Weniger politisches Kalkül und mehr gesellschaftspolitische Verantwortung: Nur so kann eine Debatte über Integration und Islam glaubwürdig geführt werden. Ein Komment@r für derStandard.at


Surprise, surprise: Die ÖVP hat eine Wertedebatte ausgerufen. Es wäre ja auch verwunderlich gewesen, wenn die österreichischen Konservativen diese Gelegenheit nicht beim Schopf ergriffen hätten. Nun, da hier, mitten in Österreich „etwas passiert ist“.Aber was ist eigentlich passiert? Es wurden drei Personen verhaftet, die ein Drohvideo produziert haben. Schlimm genug, dass es auch in Österreich solche politischen Wirrköpfe gibt. Und so problematisch es ist, was über die Verhafteten bekannt wurde, so ist doch zum Glück nichts passiert. Noch nicht?. Ja genau, noch nicht! Nicht auszumalen, was gewesen wäre, hätten sie sich tatsächlich Sprengstoff besorgt. Aber warum die Hysterie? Die drei wurden verhaftet (einer ist inzwischen wieder auf freiem Fuß), es wird eine Anklage geben und alles geht seinen juristischen Weg.

Aber zurück zur Wertedebatte: An welche Werte, werte Damen und Herren von der ÖVP, sollen sich die Muslime nun eigentlich anpassen? Daran etwa, dass verhaftete Islamisten mehr Aufregung verursachen als nicht-verhaftete Neonazis? Daran etwa, dass Straches Auftreten bei einer Demonstration, bei der Parolen wie „Hier marschiert der nationale Widerstand“ skandiert werden, fast schon beiläufig zur Kenntnis genommen wird? Kann passieren, meint er. Selbstverständlich, passiert auch anderen immer wieder, dass sie sich bei einer Demonstration auf einmal mitten unter Neonazis wieder finden. Oder?
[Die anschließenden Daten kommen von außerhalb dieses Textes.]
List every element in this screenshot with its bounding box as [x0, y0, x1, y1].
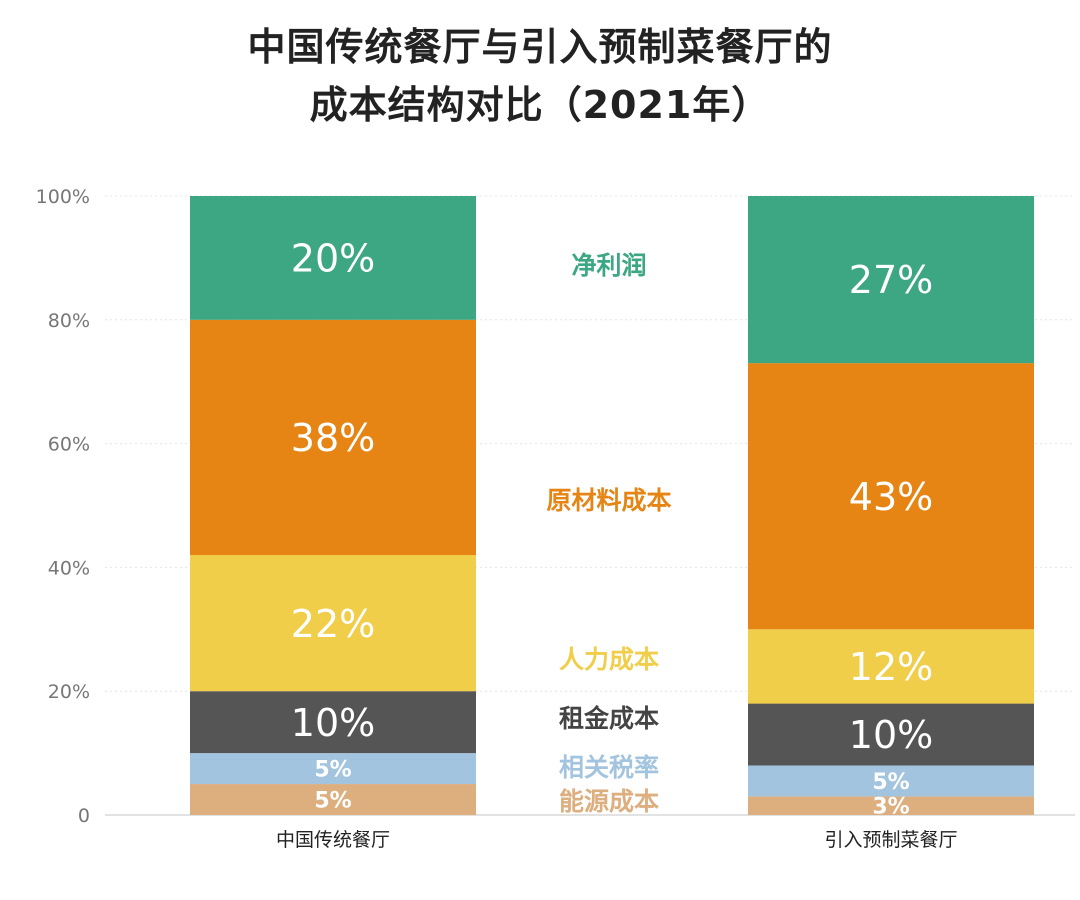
y-tick-label: 100% — [36, 186, 90, 208]
x-category-label: 引入预制菜餐厅 — [824, 829, 957, 851]
series-label: 能源成本 — [559, 787, 659, 816]
series-label: 人力成本 — [559, 645, 659, 674]
bar-segment — [190, 753, 476, 785]
bar-segment — [190, 555, 476, 692]
chart-title-line-1: 中国传统餐厅与引入预制菜餐厅的 — [247, 25, 833, 69]
bar-segment — [190, 196, 476, 320]
data-label: 20% — [291, 237, 375, 281]
y-tick-label: 40% — [48, 557, 90, 579]
bar-segment — [748, 703, 1034, 766]
chart-title-line-2: 成本结构对比（2021年） — [309, 83, 771, 127]
bar-segment — [190, 319, 476, 556]
bar-segment — [190, 784, 476, 815]
bar-segment — [748, 196, 1034, 364]
series-label: 净利润 — [571, 251, 646, 280]
data-label: 10% — [291, 701, 375, 745]
bar-segment — [748, 363, 1034, 630]
data-label: 43% — [849, 475, 933, 519]
data-label: 5% — [872, 770, 909, 795]
data-label: 5% — [314, 757, 351, 782]
y-tick-label: 60% — [48, 434, 90, 456]
y-tick-label: 0 — [78, 805, 90, 827]
data-label: 38% — [291, 416, 375, 460]
y-tick-label: 80% — [48, 310, 90, 332]
x-category-label: 中国传统餐厅 — [276, 829, 390, 851]
data-label: 22% — [291, 602, 375, 646]
data-label: 5% — [314, 788, 351, 813]
y-tick-label: 20% — [48, 681, 90, 703]
data-label: 12% — [849, 645, 933, 689]
bar-segment — [190, 691, 476, 754]
bar-segment — [748, 629, 1034, 704]
bar-segment — [748, 796, 1034, 815]
series-label: 原材料成本 — [546, 486, 671, 515]
data-label: 10% — [849, 713, 933, 757]
data-label: 27% — [849, 258, 933, 302]
chart-title: 中国传统餐厅与引入预制菜餐厅的 成本结构对比（2021年） — [0, 18, 1080, 134]
series-label: 相关税率 — [559, 753, 659, 782]
data-label: 3% — [872, 795, 909, 820]
series-label: 租金成本 — [559, 704, 659, 733]
bar-segment — [748, 765, 1034, 797]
Was muss eigentlich noch passieren, wie viele Fotos müssen denn noch auftauchen, damit es reicht?

Aber zurück zu den Ereignissen der vergangenen Woche: Es steht in keinem Verhältnis, dass für die einen Extremisten gleich alle MuslimInnen verantwortlich gemacht werden, das Auftreten der anderen lieber unter den Teppich gekehrt wird. Eine ernst gemeinte Integrationsdebatte nämlich kann nicht mit Phrasen wie „Minarette sind etwas artfremdes“ eingeleitet werden.

Weniger politisches Kalkül und mehr gesellschaftspolitische Verantwortung, weniger Zeigen auf andere und mehr vor der eigenen Haustüre kehren: Nur so kann die Debatte über Integration und Islam glaubwürdig geführt werden. Nötig ist sie, das zeigt das Tauziehen um das Kulturzentrum in der Brigittenau. Zu sinnvollen Ergebnissen aber wird sie nur führen, wenn nicht mit zweierlei Maß gemessen wird – und wenn Integration nicht als „Die da müssen sich anpassen“ verstanden wird, sondern als Prozess, zu dem beide Seiten etwas beitragen müssen.